Le lien avec Supergirl ? Hé bien, la version que produit Sophie Campbell cible explicitement un lectorat féminin et jeune (entendez adolescent). C'est aux antipodes de la version de Tom King et Bilquis Evely dans leur mini Woman of Tomorrow, qui s'inspirait du western True Grit, et qui montrait Supergirl en train de se biturer dans un bar puis accompagner une orpheline dans sa vengeance.

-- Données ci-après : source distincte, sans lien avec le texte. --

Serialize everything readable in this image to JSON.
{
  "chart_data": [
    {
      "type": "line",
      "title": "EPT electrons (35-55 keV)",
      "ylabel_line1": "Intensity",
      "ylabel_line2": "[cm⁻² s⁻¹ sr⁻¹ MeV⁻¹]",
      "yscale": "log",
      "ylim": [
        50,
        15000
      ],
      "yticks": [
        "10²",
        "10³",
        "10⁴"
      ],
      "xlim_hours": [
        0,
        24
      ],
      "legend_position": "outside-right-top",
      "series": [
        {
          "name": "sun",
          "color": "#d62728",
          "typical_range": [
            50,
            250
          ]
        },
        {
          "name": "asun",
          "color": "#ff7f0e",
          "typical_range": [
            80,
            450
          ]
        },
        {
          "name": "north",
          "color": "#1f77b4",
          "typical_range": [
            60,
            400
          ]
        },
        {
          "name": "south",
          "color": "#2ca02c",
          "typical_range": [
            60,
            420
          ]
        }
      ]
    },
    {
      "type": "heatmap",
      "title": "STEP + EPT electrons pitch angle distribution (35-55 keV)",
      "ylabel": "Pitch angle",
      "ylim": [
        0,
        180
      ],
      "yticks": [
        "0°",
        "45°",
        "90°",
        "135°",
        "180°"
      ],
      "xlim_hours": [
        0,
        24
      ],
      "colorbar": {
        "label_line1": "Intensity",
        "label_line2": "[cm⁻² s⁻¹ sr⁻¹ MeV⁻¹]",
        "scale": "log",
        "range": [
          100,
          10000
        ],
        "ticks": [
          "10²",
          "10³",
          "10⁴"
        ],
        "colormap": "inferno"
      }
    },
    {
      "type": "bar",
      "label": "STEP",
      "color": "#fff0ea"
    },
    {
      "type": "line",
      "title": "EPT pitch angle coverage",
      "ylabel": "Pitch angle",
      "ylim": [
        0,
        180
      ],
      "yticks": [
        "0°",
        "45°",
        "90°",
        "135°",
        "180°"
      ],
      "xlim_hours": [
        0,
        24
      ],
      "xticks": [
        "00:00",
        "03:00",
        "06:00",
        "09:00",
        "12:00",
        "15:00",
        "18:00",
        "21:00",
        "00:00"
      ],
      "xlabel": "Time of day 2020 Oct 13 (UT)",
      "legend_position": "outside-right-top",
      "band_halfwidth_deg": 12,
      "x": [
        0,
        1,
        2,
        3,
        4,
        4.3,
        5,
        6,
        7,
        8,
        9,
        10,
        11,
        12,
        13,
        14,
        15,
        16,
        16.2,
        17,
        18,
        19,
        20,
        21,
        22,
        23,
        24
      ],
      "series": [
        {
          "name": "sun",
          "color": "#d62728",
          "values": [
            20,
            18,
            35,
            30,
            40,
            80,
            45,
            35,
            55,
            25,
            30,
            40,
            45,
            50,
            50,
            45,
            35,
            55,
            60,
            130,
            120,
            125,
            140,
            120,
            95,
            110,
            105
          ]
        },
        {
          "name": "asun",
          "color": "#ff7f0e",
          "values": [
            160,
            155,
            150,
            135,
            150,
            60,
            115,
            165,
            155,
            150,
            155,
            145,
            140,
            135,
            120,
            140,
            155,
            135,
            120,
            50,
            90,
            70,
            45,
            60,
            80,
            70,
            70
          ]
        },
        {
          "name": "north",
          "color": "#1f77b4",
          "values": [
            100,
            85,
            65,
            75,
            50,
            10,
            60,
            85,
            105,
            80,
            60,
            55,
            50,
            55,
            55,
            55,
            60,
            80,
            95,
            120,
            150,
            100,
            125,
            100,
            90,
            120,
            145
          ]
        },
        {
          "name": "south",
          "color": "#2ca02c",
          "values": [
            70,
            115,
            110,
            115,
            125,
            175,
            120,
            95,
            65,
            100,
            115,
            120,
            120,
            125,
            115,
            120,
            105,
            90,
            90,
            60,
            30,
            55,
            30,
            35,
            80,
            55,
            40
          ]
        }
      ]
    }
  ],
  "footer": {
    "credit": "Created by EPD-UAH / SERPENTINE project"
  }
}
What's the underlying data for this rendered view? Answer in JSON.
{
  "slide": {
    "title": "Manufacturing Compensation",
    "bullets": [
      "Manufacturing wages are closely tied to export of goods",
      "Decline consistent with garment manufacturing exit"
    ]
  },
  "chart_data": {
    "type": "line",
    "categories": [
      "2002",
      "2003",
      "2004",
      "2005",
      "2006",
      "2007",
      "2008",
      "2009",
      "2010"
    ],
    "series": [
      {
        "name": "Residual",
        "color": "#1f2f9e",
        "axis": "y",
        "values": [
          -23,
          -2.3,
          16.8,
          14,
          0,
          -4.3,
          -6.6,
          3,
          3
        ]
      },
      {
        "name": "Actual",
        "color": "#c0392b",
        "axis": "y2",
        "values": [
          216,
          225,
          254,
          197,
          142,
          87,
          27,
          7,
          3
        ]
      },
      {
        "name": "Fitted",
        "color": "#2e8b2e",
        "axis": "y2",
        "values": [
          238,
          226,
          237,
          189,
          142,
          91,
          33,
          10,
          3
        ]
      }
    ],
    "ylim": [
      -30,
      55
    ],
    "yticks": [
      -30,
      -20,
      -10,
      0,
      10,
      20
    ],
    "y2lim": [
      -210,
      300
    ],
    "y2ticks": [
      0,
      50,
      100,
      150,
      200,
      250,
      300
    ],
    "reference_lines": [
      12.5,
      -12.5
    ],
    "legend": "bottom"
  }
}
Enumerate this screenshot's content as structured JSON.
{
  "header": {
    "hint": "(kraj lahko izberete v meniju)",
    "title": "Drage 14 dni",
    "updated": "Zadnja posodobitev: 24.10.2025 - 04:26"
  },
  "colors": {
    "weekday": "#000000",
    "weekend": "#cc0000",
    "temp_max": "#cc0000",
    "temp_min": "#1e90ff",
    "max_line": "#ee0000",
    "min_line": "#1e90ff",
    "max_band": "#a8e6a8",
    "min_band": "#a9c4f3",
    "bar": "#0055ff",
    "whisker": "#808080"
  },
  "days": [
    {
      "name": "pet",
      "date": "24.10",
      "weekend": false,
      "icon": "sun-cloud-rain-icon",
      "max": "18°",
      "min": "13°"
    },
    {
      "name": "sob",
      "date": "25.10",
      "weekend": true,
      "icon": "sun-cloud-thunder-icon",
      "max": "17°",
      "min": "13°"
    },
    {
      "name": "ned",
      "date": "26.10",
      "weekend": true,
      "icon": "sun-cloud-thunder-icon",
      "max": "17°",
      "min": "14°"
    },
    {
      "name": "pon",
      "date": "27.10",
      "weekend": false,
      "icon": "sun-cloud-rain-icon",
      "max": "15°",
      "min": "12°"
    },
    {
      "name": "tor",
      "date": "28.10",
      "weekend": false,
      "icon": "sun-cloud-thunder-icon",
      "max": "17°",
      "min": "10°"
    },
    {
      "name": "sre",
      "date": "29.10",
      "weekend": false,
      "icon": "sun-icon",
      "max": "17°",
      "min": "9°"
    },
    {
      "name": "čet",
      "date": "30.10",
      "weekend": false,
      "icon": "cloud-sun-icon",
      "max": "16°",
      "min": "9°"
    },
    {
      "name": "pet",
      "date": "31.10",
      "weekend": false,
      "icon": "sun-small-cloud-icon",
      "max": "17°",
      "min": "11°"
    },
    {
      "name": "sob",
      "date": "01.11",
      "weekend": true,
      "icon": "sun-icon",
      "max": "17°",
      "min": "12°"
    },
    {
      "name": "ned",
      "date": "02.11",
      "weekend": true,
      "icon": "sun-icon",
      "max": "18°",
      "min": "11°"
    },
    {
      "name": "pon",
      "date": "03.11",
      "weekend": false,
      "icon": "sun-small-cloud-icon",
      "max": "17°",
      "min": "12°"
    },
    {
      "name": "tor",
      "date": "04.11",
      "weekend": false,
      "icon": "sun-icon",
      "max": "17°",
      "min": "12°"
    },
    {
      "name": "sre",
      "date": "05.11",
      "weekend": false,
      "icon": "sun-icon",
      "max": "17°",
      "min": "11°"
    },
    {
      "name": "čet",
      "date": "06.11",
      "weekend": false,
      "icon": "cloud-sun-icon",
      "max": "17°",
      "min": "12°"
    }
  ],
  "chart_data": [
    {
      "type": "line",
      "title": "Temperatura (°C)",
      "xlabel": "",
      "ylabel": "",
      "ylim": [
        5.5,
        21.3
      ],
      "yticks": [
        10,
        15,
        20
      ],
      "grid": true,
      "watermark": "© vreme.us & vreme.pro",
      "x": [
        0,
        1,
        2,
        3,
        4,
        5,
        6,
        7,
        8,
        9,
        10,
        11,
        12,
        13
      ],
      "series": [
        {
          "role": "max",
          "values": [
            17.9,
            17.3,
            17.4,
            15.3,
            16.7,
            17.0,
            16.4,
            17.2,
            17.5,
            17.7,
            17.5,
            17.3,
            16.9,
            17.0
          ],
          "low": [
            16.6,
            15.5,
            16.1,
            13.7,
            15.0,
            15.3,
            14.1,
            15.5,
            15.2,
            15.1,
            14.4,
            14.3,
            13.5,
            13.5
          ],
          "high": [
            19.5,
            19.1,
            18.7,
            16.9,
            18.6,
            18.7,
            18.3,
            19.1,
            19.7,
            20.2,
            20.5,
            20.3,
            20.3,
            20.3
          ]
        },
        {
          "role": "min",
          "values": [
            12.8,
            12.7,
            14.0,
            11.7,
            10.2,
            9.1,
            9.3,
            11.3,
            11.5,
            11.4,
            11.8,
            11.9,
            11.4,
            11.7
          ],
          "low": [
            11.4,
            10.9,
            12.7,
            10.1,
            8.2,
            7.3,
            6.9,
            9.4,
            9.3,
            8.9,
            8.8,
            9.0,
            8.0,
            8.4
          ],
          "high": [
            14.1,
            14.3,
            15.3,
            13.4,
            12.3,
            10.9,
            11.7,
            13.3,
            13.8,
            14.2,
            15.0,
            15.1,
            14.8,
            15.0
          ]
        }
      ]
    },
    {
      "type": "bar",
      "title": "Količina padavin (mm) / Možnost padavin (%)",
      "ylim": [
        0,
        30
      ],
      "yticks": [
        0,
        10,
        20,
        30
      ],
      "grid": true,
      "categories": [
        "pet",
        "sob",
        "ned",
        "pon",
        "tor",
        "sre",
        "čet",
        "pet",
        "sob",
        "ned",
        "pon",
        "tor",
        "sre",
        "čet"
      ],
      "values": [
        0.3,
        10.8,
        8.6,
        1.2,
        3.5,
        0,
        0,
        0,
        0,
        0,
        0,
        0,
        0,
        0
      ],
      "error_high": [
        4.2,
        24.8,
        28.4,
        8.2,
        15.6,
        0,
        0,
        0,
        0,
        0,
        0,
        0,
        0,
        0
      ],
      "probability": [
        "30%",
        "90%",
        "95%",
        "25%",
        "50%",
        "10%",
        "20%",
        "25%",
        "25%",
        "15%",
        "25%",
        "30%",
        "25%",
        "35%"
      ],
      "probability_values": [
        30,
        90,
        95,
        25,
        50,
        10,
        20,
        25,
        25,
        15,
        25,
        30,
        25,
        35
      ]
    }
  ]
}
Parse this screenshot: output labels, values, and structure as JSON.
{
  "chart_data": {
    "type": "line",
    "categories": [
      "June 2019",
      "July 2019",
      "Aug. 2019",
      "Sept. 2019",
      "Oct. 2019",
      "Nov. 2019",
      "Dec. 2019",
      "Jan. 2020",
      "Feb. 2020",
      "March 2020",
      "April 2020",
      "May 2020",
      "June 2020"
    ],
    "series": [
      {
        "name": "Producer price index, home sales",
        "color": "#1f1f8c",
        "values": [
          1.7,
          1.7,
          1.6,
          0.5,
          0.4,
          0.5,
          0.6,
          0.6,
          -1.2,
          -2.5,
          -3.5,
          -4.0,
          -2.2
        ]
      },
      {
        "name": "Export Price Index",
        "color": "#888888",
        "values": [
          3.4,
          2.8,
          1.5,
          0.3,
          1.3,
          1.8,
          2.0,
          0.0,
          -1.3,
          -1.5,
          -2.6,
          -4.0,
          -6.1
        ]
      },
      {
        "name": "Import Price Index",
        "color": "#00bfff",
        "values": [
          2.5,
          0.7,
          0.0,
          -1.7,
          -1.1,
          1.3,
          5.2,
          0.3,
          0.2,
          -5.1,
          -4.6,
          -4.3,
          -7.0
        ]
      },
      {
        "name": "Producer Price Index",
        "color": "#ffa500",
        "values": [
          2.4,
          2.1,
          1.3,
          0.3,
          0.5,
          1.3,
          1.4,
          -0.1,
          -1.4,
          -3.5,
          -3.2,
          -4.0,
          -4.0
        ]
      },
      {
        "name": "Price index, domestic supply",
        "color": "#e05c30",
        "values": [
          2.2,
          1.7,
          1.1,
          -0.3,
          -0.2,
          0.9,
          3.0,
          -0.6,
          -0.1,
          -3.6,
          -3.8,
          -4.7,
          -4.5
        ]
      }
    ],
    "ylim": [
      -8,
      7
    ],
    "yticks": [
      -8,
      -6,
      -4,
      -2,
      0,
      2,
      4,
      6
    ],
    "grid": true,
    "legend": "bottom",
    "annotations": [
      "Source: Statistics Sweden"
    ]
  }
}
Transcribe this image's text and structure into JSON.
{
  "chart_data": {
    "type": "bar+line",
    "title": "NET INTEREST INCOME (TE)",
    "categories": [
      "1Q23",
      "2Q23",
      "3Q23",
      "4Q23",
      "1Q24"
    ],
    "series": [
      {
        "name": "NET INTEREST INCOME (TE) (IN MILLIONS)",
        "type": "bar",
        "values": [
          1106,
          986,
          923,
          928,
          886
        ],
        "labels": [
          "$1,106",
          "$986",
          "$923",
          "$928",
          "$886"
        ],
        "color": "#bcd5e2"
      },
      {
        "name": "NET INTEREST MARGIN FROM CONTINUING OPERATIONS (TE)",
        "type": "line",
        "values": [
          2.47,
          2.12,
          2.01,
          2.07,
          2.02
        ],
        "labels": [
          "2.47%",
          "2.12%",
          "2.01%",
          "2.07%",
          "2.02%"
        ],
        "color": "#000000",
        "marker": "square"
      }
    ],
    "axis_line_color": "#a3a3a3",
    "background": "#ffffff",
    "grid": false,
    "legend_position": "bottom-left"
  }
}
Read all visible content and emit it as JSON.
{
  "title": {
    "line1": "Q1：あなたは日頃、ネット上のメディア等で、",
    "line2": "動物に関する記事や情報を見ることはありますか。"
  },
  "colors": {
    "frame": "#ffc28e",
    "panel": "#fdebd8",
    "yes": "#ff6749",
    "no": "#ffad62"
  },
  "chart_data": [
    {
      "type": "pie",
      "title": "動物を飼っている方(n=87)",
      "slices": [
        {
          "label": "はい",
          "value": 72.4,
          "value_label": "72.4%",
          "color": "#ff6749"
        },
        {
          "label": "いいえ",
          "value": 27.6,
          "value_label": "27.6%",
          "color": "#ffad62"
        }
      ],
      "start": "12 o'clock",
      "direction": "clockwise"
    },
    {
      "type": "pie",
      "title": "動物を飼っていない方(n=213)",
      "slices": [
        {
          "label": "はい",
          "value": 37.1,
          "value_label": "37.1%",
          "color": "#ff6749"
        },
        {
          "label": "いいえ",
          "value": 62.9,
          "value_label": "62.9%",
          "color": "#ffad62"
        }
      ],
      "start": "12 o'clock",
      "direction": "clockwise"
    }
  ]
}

Ici, tout est absolument inoffensif. C'est un comic-book qui ne va surtout pas se risquer à réinventer Supergirl, à la projeter dans un cadre inattendu. D'ailleurs, la référence de Campbell, c'est la sitcom où l'héroïne revient dans le patelin où elle a grandi et se rend compte à la fois de ce qu'elle n'y aimait pas et de ce qu'elle regrette d'avoir laissé derrière elle.
On a donc droit à une intrigue où Supergirl a découvert qu'une autre fille se faisait passer pour elle, où ses parents adoptifs ne la reconnaissent plus. Et dans ce deuxième épisode, les deux antagonistes en viennent aux mains, puis la vraie Supergirl demande de l'aide à Lena Luthor tout en se trouvant un nouveau costume (en attendant elle remet celui dessiné jadis par Jim Mooney).
On croise aussi un gorille géant et complètement con, Streaky le super-chat a été recueilli par Lena Luthor et feule en voyant Krypto le super-chien, les amies d'enfance de Kara veulent savoir ce qu'elle pense de la nouvelle Supergirl et si elle accepte de sortir avec elles. Et la fausse Supergirl ? Elle décide d'arrêter d'être Supergirl et de s'assumer comme méchante (avec elle aussi un nouveau costume).
Cette chose sidérante de bêtise vise donc les jeunes filles. Et on se demande pourquoi elles méritent ça ? Il y a quelque chose de méprisant dans ce fait Campbell (et qu'a autorisé DC) en prenant le public visé pour des idiotes. Mais il y a surtout quelque chose d'édifiant à ce qu'un machin pareil puisse être tout simplement publié.
Evidemment, avec un film consacré à Supergirl à venir l'an prochain, DC a voulu préparer le terrain. Mais ce qui est incompréhensible, c'est que ledit film s'inspirera de Woman of Tomorrow de King et Evely, et sera donc à des lieues de ce nanar en bandes dessinées !
Quand j'ai su que j'allais devoir écrire cette critique, au moins pour expliquer pourquoi j'allais arrêter de suivre cette série, je pensais m'en tenir à quelque chose comme "je ne suis pas le bon public pour ça", "ce n'est pas fait pour moi". Mais la vérité, c'est que je crois que ce n'est fait pour personne, personne ne mérite un comic-book aussi pourrave.
Le premier numéro avait quelque chose de sympa qui piquait la curiosité et qui, pouvait-on espérer, serait digne du reste de la production Superman actuelle. Mais ce deuxième épisode est tellement affligeant, honteux, qu'il révèle le vrai visage de son auteur et de son contenu. Vraiment, c'est à chier. Et j'espère que ça va se planter car Supergirl et les lecteurs méritent mieux.